EI Leadership Institute
- Formation: 2006
- Founder: James P. Liautaud (Co-founder)
- Dissolved: c. 2021
- Legal status: Institute
- Purpose: Promote executive education program based on process-designed team (PDT) principles
- Location: Chicago, Illinois, United States;
- Services: Executive training
- Website: www.liautaudinstitute.com ^{[dead link]}
- Formerly called: Liautaud Institute

= EI Leadership Institute =

The EI Leadership Institute, formerly known as the Liautaud Institute, was a positive change leadership institute cofounded by investor and business theorist James P. Liautaud. The Institute developed training processes to improve group performance and cohesion. It appeared to operate from 2006 until around 2021, when its web site was closed.

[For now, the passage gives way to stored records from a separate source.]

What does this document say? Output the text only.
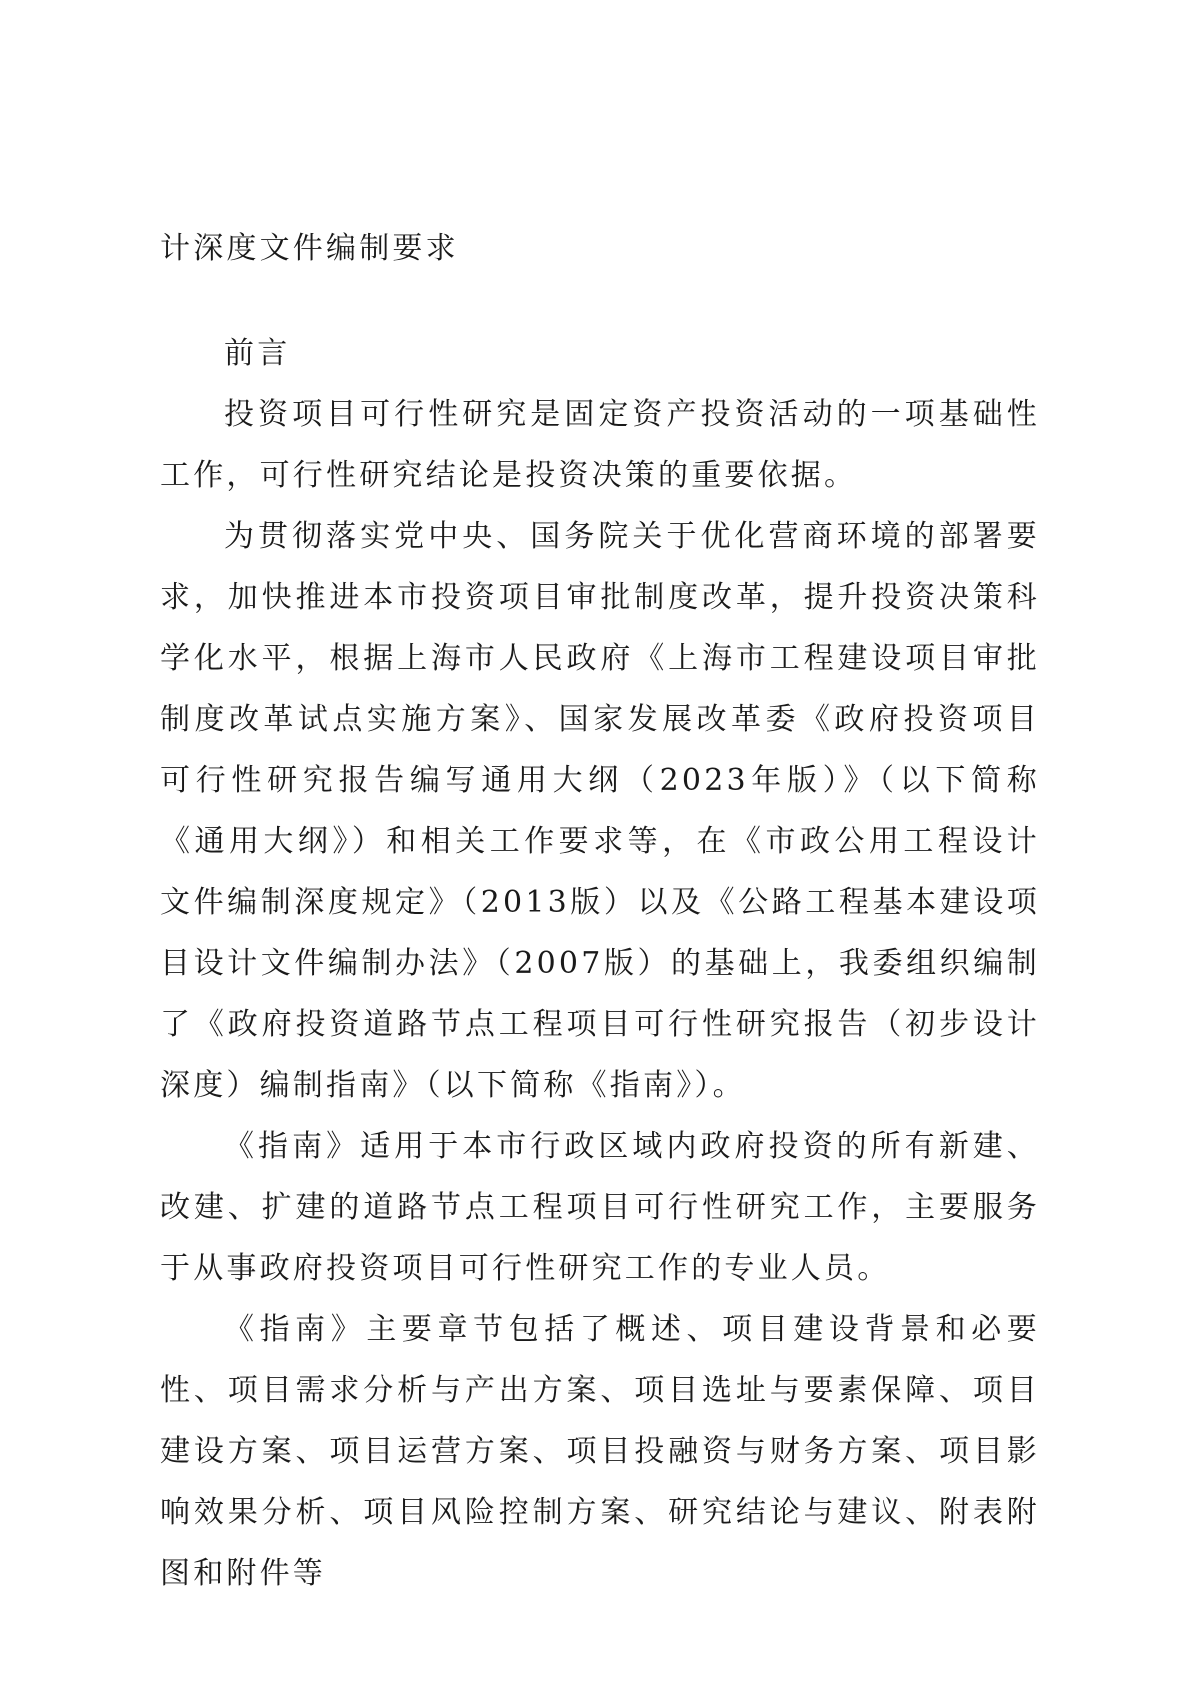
计深度文件编制要求

前言

投资项目可行性研究是固定资产投资活动的一项基础性工作，可行性研究结论是投资决策的重要依据。

为贯彻落实党中央、国务院关于优化营商环境的部署要求，加快推进本市投资项目审批制度改革，提升投资决策科学化水平，根据上海市人民政府《上海市工程建设项目审批制度改革试点实施方案》、国家发展改革委《政府投资项目可行性研究报告编写通用大纲（2023年版）》（以下简称《通用大纲》）和相关工作要求等，在《市政公用工程设计文件编制深度规定》（2013版）以及《公路工程基本建设项目设计文件编制办法》（2007版）的基础上，我委组织编制了《政府投资道路节点工程项目可行性研究报告（初步设计深度）编制指南》（以下简称《指南》）。

《指南》适用于本市行政区域内政府投资的所有新建、改建、扩建的道路节点工程项目可行性研究工作，主要服务于从事政府投资项目可行性研究工作的专业人员。

《指南》主要章节包括了概述、项目建设背景和必要性、项目需求分析与产出方案、项目选址与要素保障、项目建设方案、项目运营方案、项目投融资与财务方案、项目影响效果分析、项目风险控制方案、研究结论与建议、附表附图和附件等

The Institute was listed as one of the leading executive education programs by Chief Executive Magazine in 2013. It was also ranked as one of the top five programs for Organizational Development by HR.com's Leadership Excellence And Development (LEAD) in 2016.

==History==
Jim Liautaud co-founded the Institute in 2006. Working with neuroscientists, psychologists, CEOs and researchers, Liautaud and his colleagues created a training program to quickly build successful intra-company teams. In 2006, the Institute started to catalog the best social habits from high-performing managers. They broke down each practice into a sequence of steps and standardized them so that they could be certified, similar to the way the International Organization for Standardization (ISO) certifies the quality of goods and services.

==Approach==
The EI Leadership Institute used an approach called PDT (process-designed teams), applying the principles of Nobel Prize-winning economist Dr. Elinor Ostrom. Their leadership forum program had shown a 23% increase in Emotional intelligence for participating executives over a two-year period.

==Recognition==
The Institute was ranked as one of the top five programs for Organizational Development by HR.com's Leadership Excellence And Development (LEAD) in 2016. Their work has been covered by Time (2014), Inc. (2015), HR.com (2016), The International Leadership Association (2016), Forbes (2017), and in the book Research on Emotions in Organizations (2016).